Die dunkle Seite der Textil-Industrie

Saarbrücken · 40 bis 70 Kleidungsstücke kauft ein Deutscher pro Jahr. Über die Bedingungen, wie diese Kleider hergestellt werden, wissen die wenigsten Bescheid. Der Dokumentarfilm „True Cost“ will aufklären und schockiert zudem.

Menschenmassen stürmen in Einkaufsläden. Es ist Black Friday in Amerika. Die Wirtschaft boomt, aufgeregt und freudig zugleich wühlen die Kunden sich durch die Waren. Schnitt. Eine Frau in traditioneller, bunter, indischer Kleidung sitzt mitten im Bild. "Ich will nur ein lebenswürdiges Leben führen", sagt sie und bekommt dabei Tränen in die Augen. Shima ist eine von etwa vier Millionen Textilarbeiterinnen in Bangladesch. Ein beispielhaftes Schicksal im Film "True Cost - der wahre Preis der Mode", der bis Mittwoch im Filmhaus täglich um 19.30 Uhr läuft. Eine komische Stimmung entsteht während des Films im Kinosaal. Ungläubiges, fast trauriges Lachen kommt aus den hinteren Reihen, andere bekommen Tränen in die Augen.

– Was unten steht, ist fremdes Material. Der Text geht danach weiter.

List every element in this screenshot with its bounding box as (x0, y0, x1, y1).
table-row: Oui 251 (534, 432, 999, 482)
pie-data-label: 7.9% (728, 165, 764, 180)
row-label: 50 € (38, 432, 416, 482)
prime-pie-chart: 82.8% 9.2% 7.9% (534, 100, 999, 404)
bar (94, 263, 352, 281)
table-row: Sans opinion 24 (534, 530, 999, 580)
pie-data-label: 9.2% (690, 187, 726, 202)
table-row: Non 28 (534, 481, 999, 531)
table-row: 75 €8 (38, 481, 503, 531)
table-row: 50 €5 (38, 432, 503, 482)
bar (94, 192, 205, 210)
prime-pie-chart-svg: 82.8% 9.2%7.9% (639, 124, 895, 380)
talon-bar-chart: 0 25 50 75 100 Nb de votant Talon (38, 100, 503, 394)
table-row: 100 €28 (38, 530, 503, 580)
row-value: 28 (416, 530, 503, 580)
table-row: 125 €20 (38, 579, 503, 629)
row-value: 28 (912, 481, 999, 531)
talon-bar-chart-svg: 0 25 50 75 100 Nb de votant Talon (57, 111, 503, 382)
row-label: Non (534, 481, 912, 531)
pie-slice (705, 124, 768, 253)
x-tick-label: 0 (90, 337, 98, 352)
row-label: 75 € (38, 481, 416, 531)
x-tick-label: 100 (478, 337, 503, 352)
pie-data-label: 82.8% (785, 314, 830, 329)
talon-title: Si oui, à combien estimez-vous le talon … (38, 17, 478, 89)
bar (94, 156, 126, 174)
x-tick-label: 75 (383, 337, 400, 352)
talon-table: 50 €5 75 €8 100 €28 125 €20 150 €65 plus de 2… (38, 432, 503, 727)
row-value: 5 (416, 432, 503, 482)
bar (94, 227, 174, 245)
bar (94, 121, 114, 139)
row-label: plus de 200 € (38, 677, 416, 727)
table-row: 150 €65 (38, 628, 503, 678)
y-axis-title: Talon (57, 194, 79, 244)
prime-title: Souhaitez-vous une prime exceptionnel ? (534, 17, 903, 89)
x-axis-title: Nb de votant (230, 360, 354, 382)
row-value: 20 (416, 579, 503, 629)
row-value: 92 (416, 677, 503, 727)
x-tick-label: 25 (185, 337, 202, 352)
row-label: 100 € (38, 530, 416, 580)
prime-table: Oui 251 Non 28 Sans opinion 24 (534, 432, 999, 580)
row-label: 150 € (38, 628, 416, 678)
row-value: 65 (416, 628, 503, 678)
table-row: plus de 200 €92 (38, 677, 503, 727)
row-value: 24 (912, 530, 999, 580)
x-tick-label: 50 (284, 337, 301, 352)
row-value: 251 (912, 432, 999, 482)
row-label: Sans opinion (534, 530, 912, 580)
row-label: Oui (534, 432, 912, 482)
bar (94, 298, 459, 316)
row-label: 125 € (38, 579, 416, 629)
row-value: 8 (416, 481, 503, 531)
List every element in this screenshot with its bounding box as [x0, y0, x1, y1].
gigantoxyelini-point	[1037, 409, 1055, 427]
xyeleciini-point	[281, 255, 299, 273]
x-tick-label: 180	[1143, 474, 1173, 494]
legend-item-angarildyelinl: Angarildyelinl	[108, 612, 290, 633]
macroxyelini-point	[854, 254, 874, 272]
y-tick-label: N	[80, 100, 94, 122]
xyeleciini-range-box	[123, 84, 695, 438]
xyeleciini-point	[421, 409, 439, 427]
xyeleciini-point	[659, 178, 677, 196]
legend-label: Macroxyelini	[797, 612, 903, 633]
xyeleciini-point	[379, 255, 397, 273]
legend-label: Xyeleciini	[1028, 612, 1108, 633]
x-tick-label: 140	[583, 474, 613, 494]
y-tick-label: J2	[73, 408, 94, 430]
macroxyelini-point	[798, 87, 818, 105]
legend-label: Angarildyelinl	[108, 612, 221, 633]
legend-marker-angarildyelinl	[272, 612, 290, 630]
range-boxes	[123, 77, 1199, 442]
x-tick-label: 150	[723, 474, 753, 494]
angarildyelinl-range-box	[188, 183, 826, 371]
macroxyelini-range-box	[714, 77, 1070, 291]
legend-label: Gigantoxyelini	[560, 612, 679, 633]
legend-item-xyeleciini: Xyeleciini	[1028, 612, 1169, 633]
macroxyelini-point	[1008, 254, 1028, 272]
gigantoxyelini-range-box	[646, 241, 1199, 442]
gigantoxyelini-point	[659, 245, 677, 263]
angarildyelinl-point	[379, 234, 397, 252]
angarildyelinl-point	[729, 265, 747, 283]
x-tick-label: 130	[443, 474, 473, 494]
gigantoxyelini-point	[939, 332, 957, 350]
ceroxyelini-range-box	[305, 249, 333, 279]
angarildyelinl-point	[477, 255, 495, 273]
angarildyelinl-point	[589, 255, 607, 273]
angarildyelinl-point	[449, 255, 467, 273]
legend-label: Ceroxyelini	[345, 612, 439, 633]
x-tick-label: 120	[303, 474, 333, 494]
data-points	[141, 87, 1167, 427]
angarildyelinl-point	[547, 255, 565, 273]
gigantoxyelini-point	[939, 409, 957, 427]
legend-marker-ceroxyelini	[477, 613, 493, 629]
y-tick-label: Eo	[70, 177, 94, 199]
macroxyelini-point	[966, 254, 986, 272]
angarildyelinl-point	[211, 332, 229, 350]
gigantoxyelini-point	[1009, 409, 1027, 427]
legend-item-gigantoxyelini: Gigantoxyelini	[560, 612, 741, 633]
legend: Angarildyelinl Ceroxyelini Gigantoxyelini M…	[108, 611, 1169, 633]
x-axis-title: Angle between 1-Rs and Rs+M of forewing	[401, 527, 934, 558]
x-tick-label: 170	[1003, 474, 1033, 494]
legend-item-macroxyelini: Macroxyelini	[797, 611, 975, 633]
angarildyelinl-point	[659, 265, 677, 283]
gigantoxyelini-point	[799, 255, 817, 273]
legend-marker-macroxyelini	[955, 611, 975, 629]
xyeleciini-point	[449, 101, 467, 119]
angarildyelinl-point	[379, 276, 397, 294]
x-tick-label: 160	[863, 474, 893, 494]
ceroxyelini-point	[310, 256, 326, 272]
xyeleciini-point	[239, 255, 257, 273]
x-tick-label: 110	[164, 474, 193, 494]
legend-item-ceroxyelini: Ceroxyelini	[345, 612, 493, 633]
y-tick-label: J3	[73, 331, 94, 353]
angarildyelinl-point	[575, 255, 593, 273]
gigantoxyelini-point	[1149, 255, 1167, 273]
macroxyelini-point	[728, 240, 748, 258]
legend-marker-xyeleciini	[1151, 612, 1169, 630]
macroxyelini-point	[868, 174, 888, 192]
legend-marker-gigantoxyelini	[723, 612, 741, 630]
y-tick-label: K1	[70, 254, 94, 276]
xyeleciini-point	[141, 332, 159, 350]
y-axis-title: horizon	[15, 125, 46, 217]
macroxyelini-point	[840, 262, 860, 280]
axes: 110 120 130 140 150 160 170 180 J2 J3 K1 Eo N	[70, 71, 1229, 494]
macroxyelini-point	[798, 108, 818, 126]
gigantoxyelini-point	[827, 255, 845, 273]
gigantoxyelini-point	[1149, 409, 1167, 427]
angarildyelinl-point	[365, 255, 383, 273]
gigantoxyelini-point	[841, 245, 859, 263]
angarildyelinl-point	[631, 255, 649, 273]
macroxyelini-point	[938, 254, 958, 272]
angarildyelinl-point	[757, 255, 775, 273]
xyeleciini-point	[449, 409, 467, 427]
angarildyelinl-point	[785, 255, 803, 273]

Die Bilder sind erschreckend und machen die Realität bewusst, die wir in Europa ausblenden, wenn wir in Modegeschäfte gehen und nach den billigsten Schnäppchen suchen. Im Film werden Szenen gegenübergestellt von Produzenten und Konsumenten. Man sieht eine Modenschau und im nächsten Bild Kinder mit Behinderungen, die durch chemische Spritzmittel ausgelöst wurden. Der Eindruck, der am Schluss zurückbleibt ist schockierend. Umso besser, dass es nach dieser Vorführung ein Gespräch gibt. Teilnehmer ist unter anderem Reiner Gebhardt. Er hat mit Dibella ein Unternehmen gegründet, welches Bio- und Fairtradetextilien an Hotels, Gastronomie oder Gesundheitswesen verkauft. Damit hat er bereits das Hotel am Triller ausgestattet, und auch das Hotel Leidinger in der Mainzer Straße gehört zu seinen Kunden. Er ist ein wichtiger Vorreiter in dieser Branche. Weitere Gesprächspartner sind Tamara Enhuber vom Bündnis Sklavenlos (seit 2014) und Peter Weichardt von der Fairtrade Initiative Saarbrücken . Problematisch sieht Peter Weichardt, wie wir Europäer uns oft aus der Verantwortung ziehen aus scheinbarer Unwissenheit. "Jeder sollte die Verantwortung für diese Menschen tragen. Wir ignorieren das Leben von anderen", versucht er das Bewusstsein seiner Zuhörer zu schärfen. Auch Lösungsansätze werden in der Runde besprochen, eine rege Beteiligung des Publikums entsteht. Es gibt eine Broschüre mit den unterschiedlichen Siegeln für Bio- und Fairtrademode. Ein weiteres Problem ist der steigende Konsum. Kleidung ist billig und wird vom Gebrauchsgegenstand zum Wegwerfgegenstand. Denn für den Konsumenten ist es schwierig zu entscheiden, was "gute" Mode ist. Nur weil eine Jeans teurer ist, bedeutet das nicht, dass sie unter besseren Umständen entstanden ist. 40 bis 70 Kleidungsstücke kauft der Deutsche im Jahr. Altkleider landen auf der Deponie. Die aktuelle Lage sollte klarmachen, dass es ein fataler Weg ist, rücksichtslos die Menschen in anderen Ländern auszunutzen. "True Cost ist ein Film, den jeder gesehen haben sollte", ist Weichardt überzeugt.